红三叶和苜蓿青贮过程中蛋白质降解的比较研究
摘要:豆科牧草是高产奶牛所需的优质的蛋白饲料,但青贮过程中会产生比较严重的蛋白降解,本试验通过比较两种豆科牧草(即苜蓿和红三叶)在青贮过程中发酵品质和蛋白质降解的差异,进一步明确两种牧草在调制青贮饲料过程中在发酵品质和蛋白质降解方面的特性,发现自然发酵条件下,紫花苜蓿和红三叶均较难青贮,但红三叶青贮发酵品质略优于紫花苜蓿。青贮过程中红三叶各非蛋白组分含量均显著低于紫花苜蓿,蛋白的保存效果优于紫花苜蓿。
目录
摘要2
关键词2
Abstract2
Key words2
引言2
1 材料与方法3
1.1 试验材料 3
1.2 试验设计 3
1.3试验方法3
1.3.1 青贮保存3
1.3.2 开罐处理3
1.3.3测定指标及分析3
1.4 数据处理3
2 结果与分析4
2.1青贮前紫花苜蓿和红三叶主要化学成分4
2.2青贮30天后紫花苜蓿和红三叶青贮发酵品质4
2.3青贮30天后紫花苜蓿和红三叶主要化学成分含量5
2.4紫花苜蓿和红三叶青贮过程中氮组分含量的变化6
3 讨论7
4 结论9
致谢9
参考文献9
红三叶和苜蓿青贮过程中蛋白质降解的比较研究
引言
青贮是一种常规的牧草保存方式,特别是在一些湿润多雨地区,青贮饲料的调制更为普遍。国内外青贮饲料的来源主要以禾本科为主,禾本科水溶性碳水化合物含量高,易于青贮,但蛋白质含量低,营养价值难以满足家畜的营养需求。

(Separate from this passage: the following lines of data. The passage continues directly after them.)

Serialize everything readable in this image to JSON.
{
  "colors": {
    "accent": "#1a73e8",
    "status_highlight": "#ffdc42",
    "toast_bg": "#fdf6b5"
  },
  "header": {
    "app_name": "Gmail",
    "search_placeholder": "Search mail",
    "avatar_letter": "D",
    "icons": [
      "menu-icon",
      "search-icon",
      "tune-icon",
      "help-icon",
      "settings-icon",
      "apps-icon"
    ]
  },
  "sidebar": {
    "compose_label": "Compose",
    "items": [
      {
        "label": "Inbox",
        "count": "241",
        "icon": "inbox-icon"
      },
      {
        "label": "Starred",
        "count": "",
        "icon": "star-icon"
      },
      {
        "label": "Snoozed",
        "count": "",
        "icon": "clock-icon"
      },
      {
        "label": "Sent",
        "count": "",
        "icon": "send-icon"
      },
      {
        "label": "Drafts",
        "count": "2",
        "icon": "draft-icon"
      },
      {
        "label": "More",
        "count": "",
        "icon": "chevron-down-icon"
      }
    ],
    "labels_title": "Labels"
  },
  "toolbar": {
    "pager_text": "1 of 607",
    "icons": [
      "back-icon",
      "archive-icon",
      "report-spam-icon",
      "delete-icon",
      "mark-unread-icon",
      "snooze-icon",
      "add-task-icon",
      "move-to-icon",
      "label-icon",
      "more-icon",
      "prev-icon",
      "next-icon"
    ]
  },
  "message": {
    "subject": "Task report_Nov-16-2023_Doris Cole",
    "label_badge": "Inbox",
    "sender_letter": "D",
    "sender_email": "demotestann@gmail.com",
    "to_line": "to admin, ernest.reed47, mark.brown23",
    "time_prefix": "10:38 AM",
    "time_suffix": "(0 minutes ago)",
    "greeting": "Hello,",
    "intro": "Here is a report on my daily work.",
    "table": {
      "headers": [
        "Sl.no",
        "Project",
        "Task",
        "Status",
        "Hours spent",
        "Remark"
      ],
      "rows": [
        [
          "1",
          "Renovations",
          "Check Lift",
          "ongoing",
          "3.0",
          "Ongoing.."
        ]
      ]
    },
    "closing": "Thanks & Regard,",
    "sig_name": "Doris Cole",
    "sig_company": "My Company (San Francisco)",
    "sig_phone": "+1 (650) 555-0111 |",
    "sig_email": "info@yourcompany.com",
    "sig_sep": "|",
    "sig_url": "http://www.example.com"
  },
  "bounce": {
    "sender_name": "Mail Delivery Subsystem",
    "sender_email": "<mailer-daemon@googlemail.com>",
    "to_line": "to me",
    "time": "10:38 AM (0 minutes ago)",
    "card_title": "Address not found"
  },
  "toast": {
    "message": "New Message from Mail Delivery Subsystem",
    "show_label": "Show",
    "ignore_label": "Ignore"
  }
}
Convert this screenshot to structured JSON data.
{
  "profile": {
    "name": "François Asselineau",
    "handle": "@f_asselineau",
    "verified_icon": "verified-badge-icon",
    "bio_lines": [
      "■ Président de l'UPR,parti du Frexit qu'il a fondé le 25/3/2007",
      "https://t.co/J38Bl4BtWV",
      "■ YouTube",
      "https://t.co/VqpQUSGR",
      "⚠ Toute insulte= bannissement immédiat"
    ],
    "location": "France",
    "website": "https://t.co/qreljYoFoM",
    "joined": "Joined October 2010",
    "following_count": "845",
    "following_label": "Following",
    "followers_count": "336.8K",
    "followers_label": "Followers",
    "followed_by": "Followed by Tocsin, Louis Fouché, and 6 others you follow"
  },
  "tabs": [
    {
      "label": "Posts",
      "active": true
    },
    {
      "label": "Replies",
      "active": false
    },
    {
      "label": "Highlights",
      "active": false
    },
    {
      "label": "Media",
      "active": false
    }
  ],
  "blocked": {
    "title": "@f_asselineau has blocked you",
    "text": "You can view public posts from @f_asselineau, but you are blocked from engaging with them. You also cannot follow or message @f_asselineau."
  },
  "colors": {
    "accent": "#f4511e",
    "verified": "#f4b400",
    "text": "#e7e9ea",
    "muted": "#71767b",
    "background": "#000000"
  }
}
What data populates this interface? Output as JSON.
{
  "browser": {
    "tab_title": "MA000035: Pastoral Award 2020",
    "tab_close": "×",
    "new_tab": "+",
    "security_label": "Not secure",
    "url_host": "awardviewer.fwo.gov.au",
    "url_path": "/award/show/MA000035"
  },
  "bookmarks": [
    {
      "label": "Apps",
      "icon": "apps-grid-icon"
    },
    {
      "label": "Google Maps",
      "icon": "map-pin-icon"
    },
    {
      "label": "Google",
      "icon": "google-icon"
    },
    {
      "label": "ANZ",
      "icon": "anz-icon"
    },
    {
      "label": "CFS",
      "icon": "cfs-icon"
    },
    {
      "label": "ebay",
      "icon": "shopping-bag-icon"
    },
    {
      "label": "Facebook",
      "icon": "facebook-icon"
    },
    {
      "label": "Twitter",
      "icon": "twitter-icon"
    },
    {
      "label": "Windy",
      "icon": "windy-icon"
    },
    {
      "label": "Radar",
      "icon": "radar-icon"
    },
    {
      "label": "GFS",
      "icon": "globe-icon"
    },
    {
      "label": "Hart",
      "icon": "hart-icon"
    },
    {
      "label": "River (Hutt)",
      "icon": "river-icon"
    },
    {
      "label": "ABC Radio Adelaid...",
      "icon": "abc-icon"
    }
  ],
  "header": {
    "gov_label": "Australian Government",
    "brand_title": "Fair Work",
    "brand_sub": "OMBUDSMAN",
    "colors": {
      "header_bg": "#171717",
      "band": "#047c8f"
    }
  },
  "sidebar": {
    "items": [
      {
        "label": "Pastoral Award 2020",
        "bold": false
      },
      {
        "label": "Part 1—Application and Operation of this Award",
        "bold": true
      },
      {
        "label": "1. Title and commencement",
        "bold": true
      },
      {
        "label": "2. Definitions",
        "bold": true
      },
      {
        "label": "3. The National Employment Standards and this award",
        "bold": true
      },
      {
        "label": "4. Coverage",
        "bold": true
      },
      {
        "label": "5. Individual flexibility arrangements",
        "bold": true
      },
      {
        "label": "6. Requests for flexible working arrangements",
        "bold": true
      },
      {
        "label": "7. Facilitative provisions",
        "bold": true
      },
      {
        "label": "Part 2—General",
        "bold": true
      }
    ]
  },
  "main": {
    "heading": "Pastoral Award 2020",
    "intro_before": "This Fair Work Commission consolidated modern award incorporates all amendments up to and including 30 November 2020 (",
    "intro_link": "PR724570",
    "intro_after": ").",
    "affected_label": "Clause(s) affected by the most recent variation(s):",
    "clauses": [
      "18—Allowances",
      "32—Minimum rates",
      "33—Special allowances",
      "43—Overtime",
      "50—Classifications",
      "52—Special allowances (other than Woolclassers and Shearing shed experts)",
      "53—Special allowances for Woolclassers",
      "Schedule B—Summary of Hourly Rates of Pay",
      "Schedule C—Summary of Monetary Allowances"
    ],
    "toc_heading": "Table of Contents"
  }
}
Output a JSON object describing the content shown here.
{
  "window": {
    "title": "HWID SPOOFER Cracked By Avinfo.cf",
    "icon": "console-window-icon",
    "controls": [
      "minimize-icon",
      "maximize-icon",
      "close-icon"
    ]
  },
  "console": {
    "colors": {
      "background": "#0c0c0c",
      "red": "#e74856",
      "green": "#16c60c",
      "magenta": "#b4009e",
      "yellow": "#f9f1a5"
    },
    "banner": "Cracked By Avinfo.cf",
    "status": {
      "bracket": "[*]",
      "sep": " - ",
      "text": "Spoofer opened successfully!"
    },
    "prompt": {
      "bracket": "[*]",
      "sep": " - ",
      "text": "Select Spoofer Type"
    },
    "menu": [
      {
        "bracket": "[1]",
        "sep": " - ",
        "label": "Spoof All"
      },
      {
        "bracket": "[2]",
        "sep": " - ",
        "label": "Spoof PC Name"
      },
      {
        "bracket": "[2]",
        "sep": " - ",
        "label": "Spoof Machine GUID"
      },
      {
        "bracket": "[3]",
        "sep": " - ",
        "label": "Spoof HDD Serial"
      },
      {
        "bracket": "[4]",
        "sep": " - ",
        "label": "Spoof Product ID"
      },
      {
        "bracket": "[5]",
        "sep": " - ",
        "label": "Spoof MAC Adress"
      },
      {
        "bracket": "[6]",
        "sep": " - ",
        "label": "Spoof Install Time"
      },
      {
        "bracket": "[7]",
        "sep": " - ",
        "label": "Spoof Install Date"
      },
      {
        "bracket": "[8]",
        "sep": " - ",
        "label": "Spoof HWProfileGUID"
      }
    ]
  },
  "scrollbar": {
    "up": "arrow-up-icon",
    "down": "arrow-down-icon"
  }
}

豆科含有较高含量的蛋白质,其营养价值普遍高于禾本科牧草,但豆科牧草在青贮过程中因其具有较高的缓冲能,碳水化合物不足等特点而较难青贮。在豆科牧草青贮过程中,pH值难以迅速降低,往往伴随着大量的可溶性真蛋白在植物和微生物蛋白酶的作用下被降解成非蛋白氮,即肽氮,氨基酸氮和氨态氮等,这些非蛋白氮在瘤胃中被反刍动物的利用效率低,大量的氮元素以尿素的形式流失到体外,不仅给养殖者带来了不可估量的经济损失,同时也带来了严重的环境污染[1]。这一现象在苜蓿(Med
*好棒文|www.hbsrm.com +Q: ^3^5`1^9`1^6^0`7^2#
icago sativa)青贮中尤为严重,有研究表明:苜蓿在青贮过程中多达44–87%的牧草蛋白发生降解。与之相反,同为豆科牧草的红三叶(Trifoliumpratense)在青贮过程中牧草蛋白能得以大量保存,仅有少部分牧草蛋白发生降解[2],经研究发现,这可能归因于红三叶中含有较高含量的多酚氧化酶(Polyphenol oxidase)和邻苯二酚(ophenols),多酚氧化酶可以氧化邻苯二酚形成醌类(oquinones)物质,醌作为一种多电子化合物可以与蛋白质,多肽以及氨基酸等缺电子物质发生亲核反应,此反应可以通过两种途径起到抑制蛋白质降解的作用[3],一是与植物蛋白形成稳定的蛋白酚结合体;二是与植物蛋白水解酶和微生物蛋白酶结合,钝化两类酶对植物蛋白的降解作用[4]。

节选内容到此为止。